Sensory Integration, Density Estimation, and Information Retention

Joe Makin

UCSF
Wednesday, January 31, 2018 at 12:00pm
560 Evans Hall

A common task facing computational scientists and, arguably, the brains of primates more generally is to construct models for data, particularly ones that invoke latent variables. Although it is often natural to identify the latent variables of such a model with the true unobserved variables in the world, the correspondence between the two can be more complicated, as when the former are instantiated by the firing rates of neurons in the cortex, and the latter are (e.g.) locations of objects in 2D space. Nevertheless, a simple desideratum for the model’s latent variables can be formulated in any case: that inference to them from the observations throw away no information about the true latent variables. It may then be surprising to learn that two models that explain the data equally well–indeed, as well as possible–can differ under this criterion.

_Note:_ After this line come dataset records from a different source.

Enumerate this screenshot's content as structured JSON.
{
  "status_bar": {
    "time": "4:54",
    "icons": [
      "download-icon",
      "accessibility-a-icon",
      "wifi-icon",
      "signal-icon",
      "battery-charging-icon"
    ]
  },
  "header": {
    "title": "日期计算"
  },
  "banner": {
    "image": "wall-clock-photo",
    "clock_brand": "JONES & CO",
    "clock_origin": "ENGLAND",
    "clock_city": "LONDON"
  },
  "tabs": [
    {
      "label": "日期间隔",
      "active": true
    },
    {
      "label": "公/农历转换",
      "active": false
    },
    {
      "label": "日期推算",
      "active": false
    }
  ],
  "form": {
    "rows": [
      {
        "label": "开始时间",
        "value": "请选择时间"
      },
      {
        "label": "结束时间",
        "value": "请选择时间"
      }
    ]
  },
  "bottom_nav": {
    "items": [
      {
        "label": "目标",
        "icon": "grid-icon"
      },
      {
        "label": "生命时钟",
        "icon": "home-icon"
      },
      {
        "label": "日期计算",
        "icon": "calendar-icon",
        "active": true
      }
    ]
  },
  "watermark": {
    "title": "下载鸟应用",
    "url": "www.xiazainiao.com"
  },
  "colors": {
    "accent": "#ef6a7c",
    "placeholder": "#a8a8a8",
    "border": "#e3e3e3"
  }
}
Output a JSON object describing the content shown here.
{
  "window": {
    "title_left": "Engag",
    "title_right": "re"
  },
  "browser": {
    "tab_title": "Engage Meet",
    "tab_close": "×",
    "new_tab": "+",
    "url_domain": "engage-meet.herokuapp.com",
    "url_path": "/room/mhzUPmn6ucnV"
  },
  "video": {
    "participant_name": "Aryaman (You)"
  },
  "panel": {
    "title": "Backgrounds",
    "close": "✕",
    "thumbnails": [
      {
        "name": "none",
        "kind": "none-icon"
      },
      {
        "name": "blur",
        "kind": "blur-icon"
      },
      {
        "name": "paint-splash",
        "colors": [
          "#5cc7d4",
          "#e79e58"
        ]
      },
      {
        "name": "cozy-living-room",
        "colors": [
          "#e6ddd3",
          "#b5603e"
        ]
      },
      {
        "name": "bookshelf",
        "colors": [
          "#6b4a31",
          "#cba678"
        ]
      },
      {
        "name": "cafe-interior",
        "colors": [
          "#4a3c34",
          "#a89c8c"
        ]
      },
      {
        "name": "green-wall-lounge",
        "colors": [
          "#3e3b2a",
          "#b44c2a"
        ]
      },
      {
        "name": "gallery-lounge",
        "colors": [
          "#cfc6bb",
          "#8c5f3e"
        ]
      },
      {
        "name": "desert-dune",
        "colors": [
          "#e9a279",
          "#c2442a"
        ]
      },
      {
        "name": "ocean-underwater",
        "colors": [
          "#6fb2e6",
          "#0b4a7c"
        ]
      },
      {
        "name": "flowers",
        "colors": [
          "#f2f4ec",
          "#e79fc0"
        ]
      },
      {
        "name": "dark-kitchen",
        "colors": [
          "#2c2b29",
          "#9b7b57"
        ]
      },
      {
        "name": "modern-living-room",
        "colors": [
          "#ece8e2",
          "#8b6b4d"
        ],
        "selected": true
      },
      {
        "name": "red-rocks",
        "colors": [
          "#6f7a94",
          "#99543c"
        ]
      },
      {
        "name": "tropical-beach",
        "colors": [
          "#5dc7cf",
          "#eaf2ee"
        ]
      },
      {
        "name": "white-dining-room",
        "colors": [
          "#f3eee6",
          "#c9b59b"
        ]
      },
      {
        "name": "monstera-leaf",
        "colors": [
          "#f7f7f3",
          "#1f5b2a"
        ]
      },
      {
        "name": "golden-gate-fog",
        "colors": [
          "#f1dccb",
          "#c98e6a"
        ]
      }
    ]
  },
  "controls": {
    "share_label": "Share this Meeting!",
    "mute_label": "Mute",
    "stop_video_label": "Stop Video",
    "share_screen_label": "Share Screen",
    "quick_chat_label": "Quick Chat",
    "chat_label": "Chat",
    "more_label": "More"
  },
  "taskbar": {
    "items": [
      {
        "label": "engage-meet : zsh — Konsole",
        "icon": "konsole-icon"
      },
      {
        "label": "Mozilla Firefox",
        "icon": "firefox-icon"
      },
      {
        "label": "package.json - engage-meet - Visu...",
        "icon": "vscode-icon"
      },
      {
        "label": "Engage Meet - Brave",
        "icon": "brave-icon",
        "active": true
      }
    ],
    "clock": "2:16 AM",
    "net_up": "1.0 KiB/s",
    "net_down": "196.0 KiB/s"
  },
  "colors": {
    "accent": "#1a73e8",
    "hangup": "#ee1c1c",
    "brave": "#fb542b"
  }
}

In statistics, the task of learning a model for data can be formalized as density estimation. We propose and prove sufficient conditions for latent-variable density estimation that guarantees satisfaction of the criterion just proposed–“information retention,” for short; show the connection of this criterion to results on multisensory integration in neuroscience and psychology; and use it to derive a recurrent version of a density estimator, the restricted Boltzmann machine, that we call the “recurrent exponential-family harmonium.”

This work was done in collaboration with M.R. Fellows, B.K. Dichter, and P.N. Sabes (supervisor) at UCSF.